Nearly 70 percent of employers say they made bad hires this year, which hurt them, according to a new survey by CareerBuilder.

An additional 41 percent of respondents say a bad hire has cost them at least $25,000 while 24 percent of respondents say a bad hire cost them more than $50,000.

“Whether it’s a negative attitude, lack of follow through or other concern, the impact of a bad hire is significant,” says Rosemary Haefner, vice president of human resources at CareerBuilder. “Not only can it create productivity and morale issues, it can also affect the bottom line.”  

Among the negative effects of a bad hire are less productivity at 39 percent, lost time to train another worker at 35 percent, poor employee morale at 33 percent, bad impact on clients at 19 percent, fewer sales at 11 percent and legal issues at 9 percent.

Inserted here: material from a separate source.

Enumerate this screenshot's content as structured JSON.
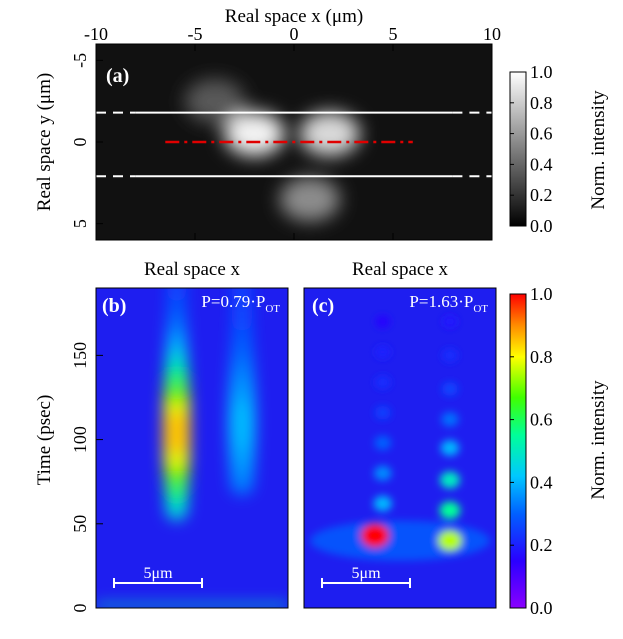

Respondents say the characteristics of a bad hire are not producing the proper quality of work at 67 percent, not working well with other employees at 60 percent, having a negative attitude at 59 percent, having immediate attendance problems at 54 percent, customers complaining about the employee at 44 percent and failing to meet deadlines at 44 percent.

The survey also finds that respondents most commonly make a bad hire because they need to fill the position quickly at 43 percent. Other common reasons companies make bad hires are insufficient talent intelligence at 22 percent, sourcing techniques need to be adjusted per open position at 13 percent, fewer recruiters at 10 percent, not checking references at 9 percent and lacking a strong employment brand at 8 percent. Another 26 percent of respondent say they aren’t sure why they made a bad hire, and it can sometimes simply be a mistake.